While there are guidelines and statutes, Maxham said, a probate judge has to rely on experience and knowledge, because no two situations are exactly alike. “I would say the most important job for a probate judge is to be compassionate, knowledgeable, experienced and prepared to rule fairly regardless of what type of matter is before the court,” Maxham said.
“A probate judge helps people at some of the most difficult times in their lives,” LeClerc, who has received the endorsement of the Independent Party, said. “The probate judge must be there when a loved one dies, when a family member is unable to manage his affairs and requires a conservator or requires a guardian for a child, and when a child needs protection from abuse and neglect.”
The probate judge must be someone people know and can trust, LeClerc said, and someone who has spent a career as a practicing attorney “helping people solve real problems, with compassion and commitment. “He must have legal knowledge and the common sense to apply it appropriately to help make a resident’s quality of life better, help maintain their dignity, remain in their home or keep them safe.”
For many people, the probate judge job has been seen for many years as a cushy way to to make easy money.
LeClerc said the probate judge is elected by the people to help and protect them. “The position of probate judge should be held by a person with experience representing individuals in personal and family matters, not a political appointee, or career or long-term government or court employee,” he said.

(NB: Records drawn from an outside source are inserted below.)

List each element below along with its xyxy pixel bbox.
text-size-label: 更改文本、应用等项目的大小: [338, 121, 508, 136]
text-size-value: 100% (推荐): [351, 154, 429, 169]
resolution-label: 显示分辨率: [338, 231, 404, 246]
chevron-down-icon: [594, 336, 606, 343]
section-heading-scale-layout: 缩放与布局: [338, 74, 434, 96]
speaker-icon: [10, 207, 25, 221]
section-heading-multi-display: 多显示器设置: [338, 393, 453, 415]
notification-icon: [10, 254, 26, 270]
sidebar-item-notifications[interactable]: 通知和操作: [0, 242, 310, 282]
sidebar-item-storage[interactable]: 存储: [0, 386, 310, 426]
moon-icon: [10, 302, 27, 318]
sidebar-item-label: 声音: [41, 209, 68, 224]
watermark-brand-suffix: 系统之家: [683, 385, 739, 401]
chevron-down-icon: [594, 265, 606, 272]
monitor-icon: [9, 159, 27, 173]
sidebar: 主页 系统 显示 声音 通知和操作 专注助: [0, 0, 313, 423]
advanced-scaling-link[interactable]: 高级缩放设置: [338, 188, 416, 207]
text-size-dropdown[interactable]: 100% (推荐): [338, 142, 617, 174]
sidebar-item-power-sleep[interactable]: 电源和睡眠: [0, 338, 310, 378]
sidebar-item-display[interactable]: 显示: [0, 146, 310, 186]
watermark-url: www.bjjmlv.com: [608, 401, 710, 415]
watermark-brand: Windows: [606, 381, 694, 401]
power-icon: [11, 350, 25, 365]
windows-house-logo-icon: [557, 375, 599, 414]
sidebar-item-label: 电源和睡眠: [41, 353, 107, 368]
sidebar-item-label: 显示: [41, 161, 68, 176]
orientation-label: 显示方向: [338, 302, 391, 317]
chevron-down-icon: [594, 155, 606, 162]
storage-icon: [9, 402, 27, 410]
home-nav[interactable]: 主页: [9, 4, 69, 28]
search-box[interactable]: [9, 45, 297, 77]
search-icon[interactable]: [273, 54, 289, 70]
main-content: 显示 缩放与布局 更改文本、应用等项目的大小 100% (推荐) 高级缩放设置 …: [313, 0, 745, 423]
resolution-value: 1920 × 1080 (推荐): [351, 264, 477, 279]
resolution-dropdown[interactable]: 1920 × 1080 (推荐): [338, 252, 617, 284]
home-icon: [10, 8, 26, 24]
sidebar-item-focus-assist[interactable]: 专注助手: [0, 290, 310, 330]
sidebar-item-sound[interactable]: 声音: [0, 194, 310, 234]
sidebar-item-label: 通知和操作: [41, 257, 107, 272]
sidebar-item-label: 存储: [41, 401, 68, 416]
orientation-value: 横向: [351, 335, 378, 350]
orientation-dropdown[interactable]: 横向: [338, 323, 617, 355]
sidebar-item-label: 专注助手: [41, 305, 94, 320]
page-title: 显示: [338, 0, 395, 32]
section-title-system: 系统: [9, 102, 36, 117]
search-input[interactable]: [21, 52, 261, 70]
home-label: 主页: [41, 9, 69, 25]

Saying he has never held a political patronage job, nor will he, LeClerc said, “Probate judge will not be a promotion for me; it is a position for someone with knowledge, integrity, respect and legal experience,” he said. “I have practiced law for over 30 years, helping real people and families solve real-life problems. My community service has always been done with a desire to serve the community, not for personal advancement or gain.”
Among recent reforms made to the Probate Court system is the way judges are compensated. After court expenses are paid, an assessment of the net income, based on population and workload, is paid to the Court Administration Fund. The balance is kept as compensation to the probate judge, up to a maximum of $110,085. State law says the probate judge compensation cannot exceed 75 percent of a Superior Court judge’s salary.
“Probate Court judges are the only elected judges in the state of Connecticut,” Maxham said. “Inherent in that will always be the perception that those individuals nominated are being thanked for their services to their party.”
However, she said, widespread reforms enacted in 2009 included stricter qualifying requirements for candidates in order to be nominated for the position. Probate judges must be attorneys and a member of the state bar and there is a code of ethics established. “But in reality, the only way to change the perception of patronage is to demonstrate to all constituents that politics plays no role in the Probate Court,” Maxham said.
Here in Fairfield, Maxham said, the probate judge position has never been a political “fix” and she said she hopes it doesn’t become one. “Judge Caruso brought immeasurable commitment and devotion to the court, and earned the trust and respect of all who appeared before him,” she said. “That’s why he was unopposed and re-elected time and time again.